Posted by Kelly Chung on January 7, 2009

Securitization is the transformation of an illiquid asset into a security.
Like, consumer loans(credit card debts) can be transformed into a publicly issued debt security (like corporate bonds). With credit enhancement in place, asset-backed securities (ABS) have became safe, liquid and high-yielding investments. For industrial, financial and other service sector companies capable of originating and servicing securitizable assets, ABS became a corporate finance alternative as equities, bonds and bank loans.
A lender originates loans, like homeowner or corporation. The bank or firm sells certain assets to the investors. Credit Agency (like Moody’s) reviews the company’s rating and credit enhancement.The credit agencies will update the rating based on the company inherent risks.
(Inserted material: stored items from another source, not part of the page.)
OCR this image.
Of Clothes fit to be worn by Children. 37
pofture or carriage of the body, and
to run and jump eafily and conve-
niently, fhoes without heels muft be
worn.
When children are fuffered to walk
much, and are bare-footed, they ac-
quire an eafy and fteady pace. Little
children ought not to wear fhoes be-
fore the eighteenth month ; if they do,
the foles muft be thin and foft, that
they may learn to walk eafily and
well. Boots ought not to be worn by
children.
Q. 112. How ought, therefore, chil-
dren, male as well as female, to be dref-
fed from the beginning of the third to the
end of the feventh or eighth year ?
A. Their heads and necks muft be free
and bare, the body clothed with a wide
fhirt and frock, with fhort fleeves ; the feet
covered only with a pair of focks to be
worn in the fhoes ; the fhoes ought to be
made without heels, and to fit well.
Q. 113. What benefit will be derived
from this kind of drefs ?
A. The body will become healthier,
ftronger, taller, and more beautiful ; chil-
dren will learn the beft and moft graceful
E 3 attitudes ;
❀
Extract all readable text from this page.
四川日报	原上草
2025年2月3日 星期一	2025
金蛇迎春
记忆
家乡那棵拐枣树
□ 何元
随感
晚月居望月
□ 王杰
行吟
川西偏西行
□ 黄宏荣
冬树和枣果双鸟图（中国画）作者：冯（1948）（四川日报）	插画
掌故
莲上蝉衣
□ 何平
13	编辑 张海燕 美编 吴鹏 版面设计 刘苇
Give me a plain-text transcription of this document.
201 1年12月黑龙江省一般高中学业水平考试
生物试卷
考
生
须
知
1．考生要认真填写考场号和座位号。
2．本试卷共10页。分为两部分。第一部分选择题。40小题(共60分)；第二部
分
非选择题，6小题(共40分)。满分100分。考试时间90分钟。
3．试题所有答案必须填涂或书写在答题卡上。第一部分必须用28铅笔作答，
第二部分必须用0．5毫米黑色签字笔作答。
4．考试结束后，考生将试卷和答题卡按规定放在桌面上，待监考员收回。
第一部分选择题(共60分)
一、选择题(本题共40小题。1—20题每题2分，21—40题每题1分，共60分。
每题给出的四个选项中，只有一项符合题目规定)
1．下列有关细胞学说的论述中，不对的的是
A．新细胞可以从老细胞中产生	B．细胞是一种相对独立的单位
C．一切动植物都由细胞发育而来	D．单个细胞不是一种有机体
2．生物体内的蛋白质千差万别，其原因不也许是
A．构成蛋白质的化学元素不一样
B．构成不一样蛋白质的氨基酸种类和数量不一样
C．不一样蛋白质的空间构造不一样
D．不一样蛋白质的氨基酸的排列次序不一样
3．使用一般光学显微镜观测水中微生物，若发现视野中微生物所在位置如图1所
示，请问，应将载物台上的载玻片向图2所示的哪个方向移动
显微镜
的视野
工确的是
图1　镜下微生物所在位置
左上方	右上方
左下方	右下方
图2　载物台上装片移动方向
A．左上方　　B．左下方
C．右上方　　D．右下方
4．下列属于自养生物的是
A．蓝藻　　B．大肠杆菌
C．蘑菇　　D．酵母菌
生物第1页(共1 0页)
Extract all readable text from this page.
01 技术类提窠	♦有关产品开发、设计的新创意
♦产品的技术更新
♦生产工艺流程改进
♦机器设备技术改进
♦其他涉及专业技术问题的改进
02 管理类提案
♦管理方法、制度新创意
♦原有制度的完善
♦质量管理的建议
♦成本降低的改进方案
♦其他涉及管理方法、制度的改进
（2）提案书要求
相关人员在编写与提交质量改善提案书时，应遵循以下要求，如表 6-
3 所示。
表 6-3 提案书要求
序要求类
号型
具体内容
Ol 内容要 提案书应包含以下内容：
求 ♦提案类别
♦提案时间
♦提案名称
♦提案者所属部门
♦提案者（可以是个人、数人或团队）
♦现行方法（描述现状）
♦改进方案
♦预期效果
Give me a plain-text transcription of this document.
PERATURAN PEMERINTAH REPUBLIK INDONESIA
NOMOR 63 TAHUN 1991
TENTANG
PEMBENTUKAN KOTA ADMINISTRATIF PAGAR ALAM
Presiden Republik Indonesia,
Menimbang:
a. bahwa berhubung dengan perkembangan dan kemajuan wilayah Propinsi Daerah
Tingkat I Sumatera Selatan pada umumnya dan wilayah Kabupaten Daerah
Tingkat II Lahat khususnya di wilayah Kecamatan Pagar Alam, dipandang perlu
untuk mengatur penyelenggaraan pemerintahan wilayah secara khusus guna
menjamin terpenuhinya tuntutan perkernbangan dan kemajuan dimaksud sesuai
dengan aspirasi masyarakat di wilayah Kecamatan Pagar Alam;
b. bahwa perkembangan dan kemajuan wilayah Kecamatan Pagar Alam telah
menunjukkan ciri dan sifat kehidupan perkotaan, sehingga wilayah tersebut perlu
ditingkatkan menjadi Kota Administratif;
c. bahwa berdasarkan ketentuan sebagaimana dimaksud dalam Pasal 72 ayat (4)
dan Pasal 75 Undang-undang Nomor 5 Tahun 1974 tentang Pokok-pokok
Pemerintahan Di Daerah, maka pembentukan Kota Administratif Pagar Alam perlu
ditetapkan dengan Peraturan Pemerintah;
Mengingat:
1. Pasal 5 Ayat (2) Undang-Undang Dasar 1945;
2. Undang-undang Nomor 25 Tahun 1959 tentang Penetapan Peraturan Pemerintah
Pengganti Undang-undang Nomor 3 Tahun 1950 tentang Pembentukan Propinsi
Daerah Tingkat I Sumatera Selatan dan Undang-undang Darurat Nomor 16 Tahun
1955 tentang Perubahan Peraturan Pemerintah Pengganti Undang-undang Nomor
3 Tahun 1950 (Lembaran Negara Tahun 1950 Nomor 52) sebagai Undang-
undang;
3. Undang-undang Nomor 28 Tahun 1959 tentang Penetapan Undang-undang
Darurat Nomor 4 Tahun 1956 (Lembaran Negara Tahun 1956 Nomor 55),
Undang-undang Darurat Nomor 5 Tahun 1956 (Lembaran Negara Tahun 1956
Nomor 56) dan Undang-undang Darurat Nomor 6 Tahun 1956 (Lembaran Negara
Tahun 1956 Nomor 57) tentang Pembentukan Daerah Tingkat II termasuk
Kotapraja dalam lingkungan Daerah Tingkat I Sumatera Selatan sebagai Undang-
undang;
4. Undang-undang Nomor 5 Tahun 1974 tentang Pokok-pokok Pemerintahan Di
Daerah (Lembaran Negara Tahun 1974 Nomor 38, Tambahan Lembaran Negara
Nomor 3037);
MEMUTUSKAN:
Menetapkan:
Here are the factors agencies examine: – credit risk – liquidity risk – counterparty risk – legal risk – interest risk and currency risk – prepayment risk – cash flow structure

A financial guarantee (bond insurance) is used in ABS to enhance a security to the triple A level, based on the financial guarantee company’s triple-A rating. The guarantee is designed to ensure that investors will receive timely payments of principal and interest, regardless of whether the underlying collateral assets are able to support such payments.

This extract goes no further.